MicrosoftEin unüberhöhrbares Problem der Xbox 360 ist deren Lautstärke. Die Gründe sind dabei vielseitig gestrickt; als Hauptursache nennen eifrige Redakteure häufig das DVD-Laufwerk, betonen allerdings, dass das gesamte Auftreten der Konsole nicht leise sei. Das eigentliche Kernproblem der Xbox 360 ist allerdings - wir müssen nicht groß drum herumreden - die enorme Verlustleistung, die anfänglich zu defekten Xbox 360 Konsolen führte. Dass die Xbox 360 mit sehr hoher Verlustleistung zu kämpfen hat, stört den heißblütigen Spieler eher weniger; schließlich gibt es keine Tools, die der Xbox 360 Temperaturen entlocken, insofern erstickt die Beunruhigung schon bevor sie ausbrechen könnte.
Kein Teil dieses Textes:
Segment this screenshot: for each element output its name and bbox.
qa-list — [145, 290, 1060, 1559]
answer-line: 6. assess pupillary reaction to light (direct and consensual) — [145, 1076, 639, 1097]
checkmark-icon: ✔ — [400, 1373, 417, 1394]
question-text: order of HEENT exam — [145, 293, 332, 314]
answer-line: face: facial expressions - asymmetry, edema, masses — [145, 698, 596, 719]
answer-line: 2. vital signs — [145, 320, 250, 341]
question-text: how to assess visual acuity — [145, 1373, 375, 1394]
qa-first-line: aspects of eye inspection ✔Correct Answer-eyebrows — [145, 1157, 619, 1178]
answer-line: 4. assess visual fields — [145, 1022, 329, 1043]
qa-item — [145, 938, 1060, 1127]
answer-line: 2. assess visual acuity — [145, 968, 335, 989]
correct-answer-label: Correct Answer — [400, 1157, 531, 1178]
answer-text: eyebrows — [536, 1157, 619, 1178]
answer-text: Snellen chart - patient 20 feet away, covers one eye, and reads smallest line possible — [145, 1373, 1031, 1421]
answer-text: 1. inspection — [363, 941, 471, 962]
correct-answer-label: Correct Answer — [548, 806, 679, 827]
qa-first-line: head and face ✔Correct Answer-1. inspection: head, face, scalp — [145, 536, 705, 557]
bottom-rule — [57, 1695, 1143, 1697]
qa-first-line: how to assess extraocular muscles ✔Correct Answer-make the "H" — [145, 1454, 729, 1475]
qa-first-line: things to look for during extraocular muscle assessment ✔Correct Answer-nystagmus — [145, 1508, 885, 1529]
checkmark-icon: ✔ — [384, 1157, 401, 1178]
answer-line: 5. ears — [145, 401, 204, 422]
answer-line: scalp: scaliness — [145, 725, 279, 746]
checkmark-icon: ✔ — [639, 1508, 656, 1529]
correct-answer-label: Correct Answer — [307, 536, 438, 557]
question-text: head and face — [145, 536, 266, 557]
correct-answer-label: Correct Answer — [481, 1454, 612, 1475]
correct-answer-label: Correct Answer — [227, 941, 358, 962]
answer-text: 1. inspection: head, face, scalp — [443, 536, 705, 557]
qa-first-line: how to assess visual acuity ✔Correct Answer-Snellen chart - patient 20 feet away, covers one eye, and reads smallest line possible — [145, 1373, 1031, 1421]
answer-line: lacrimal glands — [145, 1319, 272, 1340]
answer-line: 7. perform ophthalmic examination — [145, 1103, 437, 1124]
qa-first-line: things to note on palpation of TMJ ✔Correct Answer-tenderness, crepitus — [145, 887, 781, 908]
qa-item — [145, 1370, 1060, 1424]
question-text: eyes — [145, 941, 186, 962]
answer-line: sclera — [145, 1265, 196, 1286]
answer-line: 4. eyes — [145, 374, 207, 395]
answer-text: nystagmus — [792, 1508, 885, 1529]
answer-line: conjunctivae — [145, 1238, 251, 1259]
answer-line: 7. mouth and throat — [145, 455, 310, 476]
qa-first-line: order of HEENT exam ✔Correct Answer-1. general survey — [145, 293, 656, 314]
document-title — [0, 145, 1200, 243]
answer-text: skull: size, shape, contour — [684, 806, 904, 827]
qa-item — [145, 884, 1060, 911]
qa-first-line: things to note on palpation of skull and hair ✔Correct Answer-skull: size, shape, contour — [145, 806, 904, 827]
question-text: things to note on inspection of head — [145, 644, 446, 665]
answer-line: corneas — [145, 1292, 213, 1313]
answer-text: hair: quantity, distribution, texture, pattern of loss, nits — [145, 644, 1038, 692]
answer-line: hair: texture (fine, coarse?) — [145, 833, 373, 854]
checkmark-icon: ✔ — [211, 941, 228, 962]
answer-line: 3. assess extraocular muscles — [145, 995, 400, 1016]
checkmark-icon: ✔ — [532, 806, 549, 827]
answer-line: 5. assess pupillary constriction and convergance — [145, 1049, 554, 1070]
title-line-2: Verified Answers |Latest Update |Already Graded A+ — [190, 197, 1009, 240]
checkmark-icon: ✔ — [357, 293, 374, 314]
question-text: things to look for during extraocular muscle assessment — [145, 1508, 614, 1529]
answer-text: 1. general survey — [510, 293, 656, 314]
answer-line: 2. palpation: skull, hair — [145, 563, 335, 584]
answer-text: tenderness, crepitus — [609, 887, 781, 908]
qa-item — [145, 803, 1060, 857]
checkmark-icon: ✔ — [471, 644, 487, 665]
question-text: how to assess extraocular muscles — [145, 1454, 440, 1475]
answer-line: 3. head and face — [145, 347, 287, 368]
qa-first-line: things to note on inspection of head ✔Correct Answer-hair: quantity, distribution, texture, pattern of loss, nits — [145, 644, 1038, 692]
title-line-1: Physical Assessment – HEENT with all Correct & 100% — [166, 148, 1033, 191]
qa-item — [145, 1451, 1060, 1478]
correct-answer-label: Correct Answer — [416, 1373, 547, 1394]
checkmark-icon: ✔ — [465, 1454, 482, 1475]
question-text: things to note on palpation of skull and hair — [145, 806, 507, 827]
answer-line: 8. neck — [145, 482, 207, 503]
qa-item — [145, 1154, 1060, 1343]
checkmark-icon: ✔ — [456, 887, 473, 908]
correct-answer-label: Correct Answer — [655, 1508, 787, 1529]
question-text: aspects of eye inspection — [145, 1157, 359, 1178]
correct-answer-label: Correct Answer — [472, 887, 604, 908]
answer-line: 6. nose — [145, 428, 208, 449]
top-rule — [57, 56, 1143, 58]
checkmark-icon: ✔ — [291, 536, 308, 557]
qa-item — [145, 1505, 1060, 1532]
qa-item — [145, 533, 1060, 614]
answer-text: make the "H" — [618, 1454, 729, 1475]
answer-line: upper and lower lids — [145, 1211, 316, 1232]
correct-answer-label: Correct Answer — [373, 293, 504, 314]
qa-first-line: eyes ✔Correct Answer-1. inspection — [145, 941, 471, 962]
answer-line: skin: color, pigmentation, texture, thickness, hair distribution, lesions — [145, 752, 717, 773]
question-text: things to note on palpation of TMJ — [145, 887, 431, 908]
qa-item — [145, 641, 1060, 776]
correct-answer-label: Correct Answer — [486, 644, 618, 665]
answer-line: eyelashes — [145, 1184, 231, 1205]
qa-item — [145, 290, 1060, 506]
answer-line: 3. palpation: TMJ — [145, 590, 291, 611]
Um weiteren Reklamationen aus dem Weg zu gehen und im selben Atemzug die Lautstärke zu senken, wird Microsoft künftig IBM-CPUs mit neueren Revisionen einsetzen, die in 65nm statt den bisher üblichen 90nm gefertigt werden. Man erhofft sich durch den kleineren Fertigungsprozess zum einen den Geräuschpegel senken zu können und zum anderen die generelle Verlustleistung auf wieder annehmbare Werte zurückzuschrauben. Ein kleines Performanceupdate stand erst gar nicht zur Debatte, so dass der Kunde letztendlich eine leisere und weniger stromhungrige Konsole mit wohlgemerkt aber selbiger Spielleistung erhält. Zu welchem Zeitpunkt Microsoft beginnen wird erste Konsolen auszuliefern, ist noch nicht weiter bekannt, wenngleich sich Gerüchteküchen einig sind, dass schon nächsten Monat der Relaunch der Xbox 360 vollzogen wird. Darüber, wie man dann "alt" von "neu" unterscheiden können wird, ist noch nichts bekannt.